Afortunadamente, estaba prometida. De no ser así, los hermanos Farnese podrían haberse convertido en un problema para su tranquilidad mental.
Cuando llegaron al pueblo de Belluna la fiesta estaba en todo su apogeo. Había carrozas, gigantes y cabezudos, gente disfrazada de personajes mitológicos o santos mezclados con demonios y brujas.
En más de una ocasión alguien secuestró a Alex para bailar, aunque Gino se acercó enseguida para rescatarla.
Rinaldo los dejó enseguida, pero más tarde lo encontraron charlando con un hombre.
– El director del banco.
– ¿Están hablando de negocios en medio de la fiesta? -preguntó Alex, sorprendida.
– ¡Qué hombre! Podría tomarse cinco minutos libres, digo yo -suspiró Gino.
– A lo mejor está negociando una hipoteca para toda la granja. Así podría pagarme enseguida.
– ¿Qué?
– Así se resolverían todos los problemas.
– De eso nada. Entonces te marcharías y yo no quiero que te vayas -replicó él-. Tú no quieres irte, ¿verdad?
Alex no contestó. No podía hacerlo.
Media hora después encontraron de nuevo a Rinaldo en la Piazza della Signorina, tomando un vaso de vino.
– Hola, hermano. ¿Lo estás pasando bien? Porque no lo parece.
– No todos tenemos que dar saltos para pasarlo bien. Además, el desfile está a punto de empezar.
Nada más decirlo sonaron las trompetas y las carrozas empezaron a desfilar por la plaza. Algunas eran de contenido religioso, otras de contenido social, algunas incluso obscenas.
Alex observó la figura de un enorme macho cabrío.

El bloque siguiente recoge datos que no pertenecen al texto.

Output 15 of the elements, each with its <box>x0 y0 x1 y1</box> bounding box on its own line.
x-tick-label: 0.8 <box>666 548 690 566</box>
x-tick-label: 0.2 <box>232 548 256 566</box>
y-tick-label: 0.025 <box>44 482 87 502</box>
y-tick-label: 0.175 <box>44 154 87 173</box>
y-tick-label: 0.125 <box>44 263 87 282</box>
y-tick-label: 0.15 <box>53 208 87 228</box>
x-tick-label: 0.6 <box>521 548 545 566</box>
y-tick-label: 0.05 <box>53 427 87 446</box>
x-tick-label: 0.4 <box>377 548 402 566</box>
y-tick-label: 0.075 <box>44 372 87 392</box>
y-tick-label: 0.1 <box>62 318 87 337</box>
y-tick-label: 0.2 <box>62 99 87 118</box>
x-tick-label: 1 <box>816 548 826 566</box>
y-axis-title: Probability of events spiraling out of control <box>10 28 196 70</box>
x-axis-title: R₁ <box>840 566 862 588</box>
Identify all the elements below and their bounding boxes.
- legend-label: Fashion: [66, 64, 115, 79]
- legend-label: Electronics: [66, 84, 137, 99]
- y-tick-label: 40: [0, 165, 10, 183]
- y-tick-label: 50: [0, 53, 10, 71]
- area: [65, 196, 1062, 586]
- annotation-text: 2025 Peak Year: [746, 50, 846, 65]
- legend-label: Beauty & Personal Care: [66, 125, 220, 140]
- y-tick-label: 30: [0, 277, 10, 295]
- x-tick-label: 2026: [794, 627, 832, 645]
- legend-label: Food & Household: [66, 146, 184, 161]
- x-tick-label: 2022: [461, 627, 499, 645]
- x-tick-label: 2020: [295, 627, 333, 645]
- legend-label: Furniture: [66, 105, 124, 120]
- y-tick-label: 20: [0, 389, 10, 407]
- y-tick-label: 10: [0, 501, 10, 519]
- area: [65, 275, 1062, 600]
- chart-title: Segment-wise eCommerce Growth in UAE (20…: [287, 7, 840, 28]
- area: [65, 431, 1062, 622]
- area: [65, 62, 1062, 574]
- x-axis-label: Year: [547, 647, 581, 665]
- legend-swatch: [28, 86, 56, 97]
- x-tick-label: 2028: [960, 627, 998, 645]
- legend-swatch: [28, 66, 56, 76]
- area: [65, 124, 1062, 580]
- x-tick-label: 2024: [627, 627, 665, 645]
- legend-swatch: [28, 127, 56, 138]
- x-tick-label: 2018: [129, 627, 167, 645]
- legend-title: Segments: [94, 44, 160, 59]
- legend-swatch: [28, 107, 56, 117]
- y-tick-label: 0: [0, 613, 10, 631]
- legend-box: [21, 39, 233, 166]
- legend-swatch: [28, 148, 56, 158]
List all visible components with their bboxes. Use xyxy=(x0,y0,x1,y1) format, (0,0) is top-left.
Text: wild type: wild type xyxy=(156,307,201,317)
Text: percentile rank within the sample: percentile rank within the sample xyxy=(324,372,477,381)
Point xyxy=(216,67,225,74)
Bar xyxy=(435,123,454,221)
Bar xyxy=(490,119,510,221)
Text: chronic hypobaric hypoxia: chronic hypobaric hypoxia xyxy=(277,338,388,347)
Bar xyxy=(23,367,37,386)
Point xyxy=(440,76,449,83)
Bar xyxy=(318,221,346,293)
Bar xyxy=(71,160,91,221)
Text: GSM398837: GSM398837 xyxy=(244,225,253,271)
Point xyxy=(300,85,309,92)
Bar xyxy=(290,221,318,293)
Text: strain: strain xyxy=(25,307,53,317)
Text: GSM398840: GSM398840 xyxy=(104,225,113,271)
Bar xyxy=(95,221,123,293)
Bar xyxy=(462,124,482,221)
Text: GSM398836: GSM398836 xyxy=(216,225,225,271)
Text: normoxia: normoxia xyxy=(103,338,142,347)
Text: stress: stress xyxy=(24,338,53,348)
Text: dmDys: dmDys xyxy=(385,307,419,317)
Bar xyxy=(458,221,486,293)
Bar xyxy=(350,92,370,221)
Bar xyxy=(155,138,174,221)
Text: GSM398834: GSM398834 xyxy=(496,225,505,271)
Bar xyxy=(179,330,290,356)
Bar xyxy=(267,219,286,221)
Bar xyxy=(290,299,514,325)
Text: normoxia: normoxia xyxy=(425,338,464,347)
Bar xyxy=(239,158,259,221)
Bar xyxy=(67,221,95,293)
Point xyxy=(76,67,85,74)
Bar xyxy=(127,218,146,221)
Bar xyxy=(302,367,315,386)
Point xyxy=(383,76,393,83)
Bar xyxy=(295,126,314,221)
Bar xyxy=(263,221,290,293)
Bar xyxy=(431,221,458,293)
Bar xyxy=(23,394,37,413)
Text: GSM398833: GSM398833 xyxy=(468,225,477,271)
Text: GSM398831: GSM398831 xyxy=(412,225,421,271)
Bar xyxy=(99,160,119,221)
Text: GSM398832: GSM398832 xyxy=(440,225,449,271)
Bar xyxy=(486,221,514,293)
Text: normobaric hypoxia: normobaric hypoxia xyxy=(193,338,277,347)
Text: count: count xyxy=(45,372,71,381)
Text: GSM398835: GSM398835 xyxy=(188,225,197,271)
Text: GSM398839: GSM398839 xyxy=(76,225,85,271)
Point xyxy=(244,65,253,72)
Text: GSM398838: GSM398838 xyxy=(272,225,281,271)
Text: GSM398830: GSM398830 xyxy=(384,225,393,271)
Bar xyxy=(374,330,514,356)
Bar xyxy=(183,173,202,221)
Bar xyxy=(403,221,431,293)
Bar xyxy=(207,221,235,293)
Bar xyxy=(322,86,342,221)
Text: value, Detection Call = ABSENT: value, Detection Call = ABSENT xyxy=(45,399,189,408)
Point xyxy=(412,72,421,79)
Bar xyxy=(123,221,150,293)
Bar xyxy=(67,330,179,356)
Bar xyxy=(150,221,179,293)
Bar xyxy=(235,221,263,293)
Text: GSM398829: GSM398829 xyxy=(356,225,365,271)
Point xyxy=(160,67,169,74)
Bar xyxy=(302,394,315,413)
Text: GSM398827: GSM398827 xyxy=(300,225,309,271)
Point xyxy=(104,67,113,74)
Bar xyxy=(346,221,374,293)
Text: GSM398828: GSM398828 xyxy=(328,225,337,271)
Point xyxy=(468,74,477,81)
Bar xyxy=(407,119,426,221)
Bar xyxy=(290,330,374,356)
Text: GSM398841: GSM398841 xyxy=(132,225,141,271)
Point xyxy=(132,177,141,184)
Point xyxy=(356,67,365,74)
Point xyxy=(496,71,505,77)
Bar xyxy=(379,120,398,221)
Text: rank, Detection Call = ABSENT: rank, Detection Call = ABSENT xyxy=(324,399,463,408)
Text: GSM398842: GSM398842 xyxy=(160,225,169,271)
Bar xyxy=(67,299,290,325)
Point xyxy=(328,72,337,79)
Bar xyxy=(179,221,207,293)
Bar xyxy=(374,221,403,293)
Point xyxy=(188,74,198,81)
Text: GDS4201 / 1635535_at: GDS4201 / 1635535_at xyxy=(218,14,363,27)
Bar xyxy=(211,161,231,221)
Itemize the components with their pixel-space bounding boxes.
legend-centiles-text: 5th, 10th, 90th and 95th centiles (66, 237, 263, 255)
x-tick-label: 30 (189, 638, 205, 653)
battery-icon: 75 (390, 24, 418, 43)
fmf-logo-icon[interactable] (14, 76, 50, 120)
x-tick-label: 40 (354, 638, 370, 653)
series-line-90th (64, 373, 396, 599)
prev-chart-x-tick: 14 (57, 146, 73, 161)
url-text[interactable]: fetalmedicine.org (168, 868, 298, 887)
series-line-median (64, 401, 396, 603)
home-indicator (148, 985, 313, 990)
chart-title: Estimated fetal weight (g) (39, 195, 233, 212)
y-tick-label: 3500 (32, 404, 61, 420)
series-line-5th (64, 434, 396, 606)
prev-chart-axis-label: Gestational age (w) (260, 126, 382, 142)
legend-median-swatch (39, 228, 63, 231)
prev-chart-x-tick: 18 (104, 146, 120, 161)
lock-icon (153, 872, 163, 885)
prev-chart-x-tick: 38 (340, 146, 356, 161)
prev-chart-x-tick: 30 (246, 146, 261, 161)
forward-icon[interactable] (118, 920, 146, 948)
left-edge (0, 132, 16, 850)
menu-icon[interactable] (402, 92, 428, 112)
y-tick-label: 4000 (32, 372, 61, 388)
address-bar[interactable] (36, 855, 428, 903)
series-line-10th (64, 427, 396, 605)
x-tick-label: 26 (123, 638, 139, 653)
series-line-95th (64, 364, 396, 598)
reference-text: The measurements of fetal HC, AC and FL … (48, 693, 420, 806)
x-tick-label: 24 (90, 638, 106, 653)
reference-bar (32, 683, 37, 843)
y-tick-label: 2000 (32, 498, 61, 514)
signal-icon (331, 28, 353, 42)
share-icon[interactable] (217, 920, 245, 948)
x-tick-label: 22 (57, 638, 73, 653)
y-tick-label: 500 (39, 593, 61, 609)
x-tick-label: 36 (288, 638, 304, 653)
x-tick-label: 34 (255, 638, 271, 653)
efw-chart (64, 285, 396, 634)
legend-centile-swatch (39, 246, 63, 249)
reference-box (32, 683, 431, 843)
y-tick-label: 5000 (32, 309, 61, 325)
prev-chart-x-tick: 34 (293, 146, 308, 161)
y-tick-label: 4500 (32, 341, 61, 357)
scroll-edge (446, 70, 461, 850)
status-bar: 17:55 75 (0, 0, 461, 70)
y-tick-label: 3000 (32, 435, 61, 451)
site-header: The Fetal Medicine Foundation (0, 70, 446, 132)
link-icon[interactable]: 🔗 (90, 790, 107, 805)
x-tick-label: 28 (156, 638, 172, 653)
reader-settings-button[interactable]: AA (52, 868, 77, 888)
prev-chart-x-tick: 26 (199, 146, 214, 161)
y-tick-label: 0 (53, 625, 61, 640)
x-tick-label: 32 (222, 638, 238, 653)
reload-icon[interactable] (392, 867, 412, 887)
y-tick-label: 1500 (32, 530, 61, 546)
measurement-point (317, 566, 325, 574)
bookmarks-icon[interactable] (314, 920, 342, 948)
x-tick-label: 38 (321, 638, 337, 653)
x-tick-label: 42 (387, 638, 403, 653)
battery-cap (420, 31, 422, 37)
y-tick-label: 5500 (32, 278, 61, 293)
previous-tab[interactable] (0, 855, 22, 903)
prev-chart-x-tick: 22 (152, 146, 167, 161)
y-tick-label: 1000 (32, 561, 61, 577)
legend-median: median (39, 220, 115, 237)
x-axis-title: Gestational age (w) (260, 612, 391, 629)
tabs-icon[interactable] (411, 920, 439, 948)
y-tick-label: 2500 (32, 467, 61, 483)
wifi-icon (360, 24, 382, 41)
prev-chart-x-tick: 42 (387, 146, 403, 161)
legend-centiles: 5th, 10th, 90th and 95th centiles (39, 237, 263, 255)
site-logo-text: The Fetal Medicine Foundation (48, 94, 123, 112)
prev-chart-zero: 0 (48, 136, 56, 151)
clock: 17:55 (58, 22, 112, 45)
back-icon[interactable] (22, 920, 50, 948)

Y había leído suficiente sobre el simbolismo religioso como para entender que representaba no sólo al diablo sino a la sexualidad humana en su forma más descontrolada.
Sin embargo, en el desfile de una fiesta religiosa no parecía fuera de lugar.
– Algunas de esas carrozas son increíbles.
– Cuanto más obscenas, mejor -rió Gino-. La fiesta de San Romualdo es una excusa para soltarse el pelo.
– ¿Por qué?
– San Romualdo era un santo muy peculiar -sonrió Rinaldo-. Precisamente porque antes de convertirse en santo había vivido una vida licenciosa. Luego se reformó y fundó un monasterio cerca de aquí.
– Pero toda su vida estuvo plagada de tentaciones -siguió Gino-. Él intentaba resistirse, claro, pero es por eso por lo que las fiestas de Belluna tienen este carácter licencioso. Por cada carroza con su imagen de santo hay diez con las tentaciones.
Alex comprobó que era verdad. El mundo y el demonio eran recreados con gran imaginación.
– ¿No se supone que es una fiesta religiosa?
– Sí, claro. La gente lo pasa en grande por la noche y por la mañana van a misa para arrepentirse. Y para arrepentirse, uno tiene que haber pecado antes -rió Gino.
– Ah, qué filosofía tan conveniente.
– Me la enseñó mi padre. Según él, era la tradición, pero yo creo que se lo inventó.